Reptilia
Club Legend
you are seriously second to none in the amount of effort you put into a post. Does it come easy to you? I have a lot of things I want to say but I just never have the time to put that much effort in. Nice work.Yebiga - as somebody who, at the beginning of this whole saga, was in favour of a senior, experienced coach, I can see where you're coming from on a number of points. Specifically, I understand your concerns about who we have surrounding the coach, and I too doubt whether there is enough support there for a rookie coach to develop and be successful. However, I do think your emotional attachment to the idea of an experienced coach is clouding your judgement a little bit.
My first point is simply that we are almost entirely in the dark about this process and the candidates. A month ago most of us had no idea who Luke Beveridge was. It's ridiculous to me that somebody sitting on the outside, having never had anything to do with him personally, can have such a strong opinion on the guy. I realise that your objection is more regarding his standing as a rookie, moreso than him personally, but your opinion is bordering on, "The club should ignore who it thinks is the best appointment and focus solely on appointing an experienced head coach." You were having a go at the club a few pages back for making decisions based on video interviews but to me your concept of rubbishing the positives of a coach because he's never been a head coach is much, much more unprofessional than an interview method that's used in a hell of a lot of organisations worldwide as an integral part of the appointment process. This is about finding the person that the club believes is the best man or woman to take us forward, and that can't be done effectively by immediately putting a line through 90% of the candidates before even speaking to them. For all we know the committee shared your views, but the experienced coaches interviewed poorly and did nothing to inspire them to believe they could take the club forward. Now if that was the case - as it seems it was - how on Earth can you justify selecting any of them? "These guys were all bad, and I don't think any of them can improve us as a side, but we have to choose one of them because they're the only available experienced coaches. Want to pull a name out of a hat?"

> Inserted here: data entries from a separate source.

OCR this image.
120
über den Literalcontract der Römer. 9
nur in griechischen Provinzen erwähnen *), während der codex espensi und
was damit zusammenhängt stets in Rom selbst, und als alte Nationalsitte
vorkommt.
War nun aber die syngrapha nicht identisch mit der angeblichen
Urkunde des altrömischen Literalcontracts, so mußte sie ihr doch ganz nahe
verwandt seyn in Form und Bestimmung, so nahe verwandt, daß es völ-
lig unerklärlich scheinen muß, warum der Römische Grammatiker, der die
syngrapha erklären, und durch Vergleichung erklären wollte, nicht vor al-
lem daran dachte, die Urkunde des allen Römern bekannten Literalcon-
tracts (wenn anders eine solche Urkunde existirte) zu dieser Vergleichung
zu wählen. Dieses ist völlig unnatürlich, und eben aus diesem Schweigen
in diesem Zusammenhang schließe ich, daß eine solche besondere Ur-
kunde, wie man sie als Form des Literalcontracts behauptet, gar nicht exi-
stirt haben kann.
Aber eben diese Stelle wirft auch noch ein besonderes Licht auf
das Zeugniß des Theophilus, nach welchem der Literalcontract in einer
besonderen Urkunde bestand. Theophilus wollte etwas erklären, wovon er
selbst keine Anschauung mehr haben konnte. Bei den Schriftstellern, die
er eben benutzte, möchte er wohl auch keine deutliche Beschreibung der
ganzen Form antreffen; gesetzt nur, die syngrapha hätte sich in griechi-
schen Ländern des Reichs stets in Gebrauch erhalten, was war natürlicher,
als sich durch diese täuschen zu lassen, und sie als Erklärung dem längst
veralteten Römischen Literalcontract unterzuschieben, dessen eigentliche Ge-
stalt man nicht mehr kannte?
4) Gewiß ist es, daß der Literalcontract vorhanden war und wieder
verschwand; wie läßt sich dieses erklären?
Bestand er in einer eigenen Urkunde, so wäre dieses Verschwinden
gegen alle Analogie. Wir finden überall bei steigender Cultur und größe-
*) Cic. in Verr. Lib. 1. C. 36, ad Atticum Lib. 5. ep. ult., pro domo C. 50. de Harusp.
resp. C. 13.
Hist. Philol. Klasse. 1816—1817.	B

Secondly, there aren't a lot of quality ex-coaches around. A perusal of the poll turns up the following names: Mark Williams, Brett Ratten, Gary Ayres, Rodney Eade, Brenton Sanderson and Mark Thompson. The easy ones to remove are Rodney Eade - appointed elsewhere and it was never going to happen anyway - and Brenton Sanderson - sacked only this year because the players under him had lost faith in their direction; leaving Williams, Ratten, Ayres and Thompson. Ayres failed at two clubs and has been out of the AFL system for ten years - he's simply too far out of the loop and not good enough anyway. Thompson has a number of issues (that, according to some, have even led the AFL to caution certain teams), as well as having made it very, very clear that he's in it for Hird's job. Ratten never wanted the job. Williams appears the last man standing. Port finished on top of the ladder for three consecutive years and only got to one grand final - which they won. He was also on the wrong side of the biggest grand final loss in history, and the game appeared to go past him late in his tenure, before he was eventually sacked. I don't know about you, but none of these guys fill me with a lot of confidence - even if they are 'experienced'.

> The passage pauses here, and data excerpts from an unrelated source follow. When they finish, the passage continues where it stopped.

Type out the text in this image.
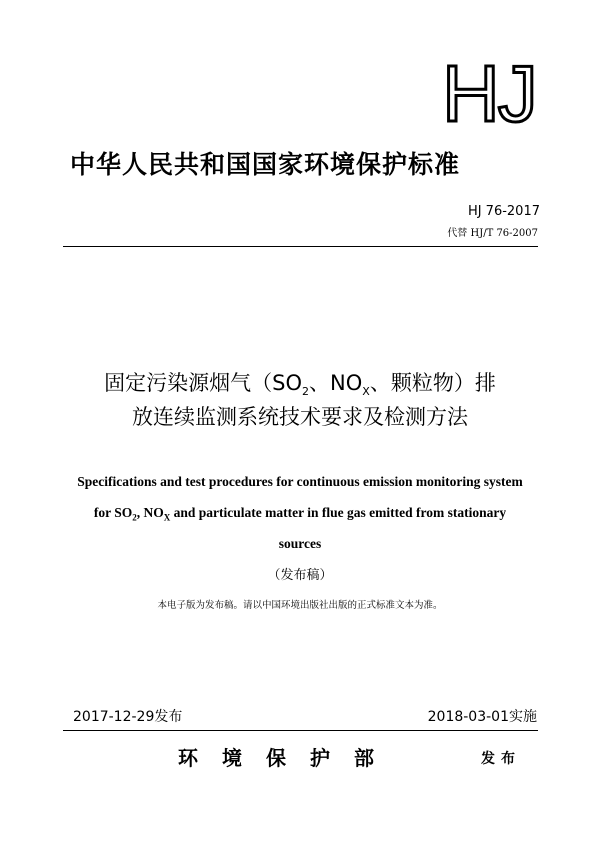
HJ
中华人民共和国国家环境保护标准
HJ 76-2017
代替 HJ/T 76-2007
固定污染源烟气（$SO_2$、$NO_X$、颗粒物）排
放连续监测系统技术要求及检测方法
Specifications and test procedures for continuous emission monitoring system
for $SO_2$, $NO_X$ and particulate matter in flue gas emitted from stationary
sources
（发布稿）
本电子版为发布稿。请以中国环境出版社出版的正式标准文本为准。
2017-12-29发布	2018-03-01实施
环境保护部	发布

To address the concern I mentioned in the first paragraph about the team surrounding the head coach, I raise two points: 1) the club has already identified this as an issue and has moved on a number of support staff, and have also begun searching for an experienced head for the rookie coach to work alongside; and 2) this is mostly the work of the head coach himself. In my opinion this was one of McCartney's biggest failings - he was unable to surround himself with assistants that he trusted to take the workload, nor was he able to create a cohesive, successful coaching group. It's not a matter of the club just throwing random highly-rated assistants at the coach and saying, "Here, make this work;" it's very much a responsibility of the coach to find a system that works. Beveridge was appointed as the head of coaching altogether at St Kilda for next year, and has a successful history in business where organisational understandings and appointments are vital - if we appoint him head coach, I have no doubt he'll be able to find the right people to surround himself with. This is not something that Garlick/Gordon/Lowe etc can do by themselves.
I understand a lot of your concerns and even share some of them. I know you have little faith in the board and executive team given the circumstances of the past month or so and I don't blame you. I also think the likes of Gordon and Garlick have a lot to answer for and I have serious concerns about how McCartney's initial "review" was handled. But you can't argue the fact that, incompetent or not, they're privy to a lot more information than we are about both the candidates and the state of the club, and are in a much better place to decide upon the best way forward than we are.
Having an opinion on the coaching appointment is fine - but you're getting incredibly worked up and negative without really knowing a lot of the circumstances. It's just not worth it. I'm not at all sold on Beveridge, but at the same time, you've simply gotta trust the club to make the right call on this. They know much more than we do on the subject and only they can know why he won out against all these experienced guys. Time will tell, but for now, get excited by the fact that the club thinks he is the man to take us forward from here.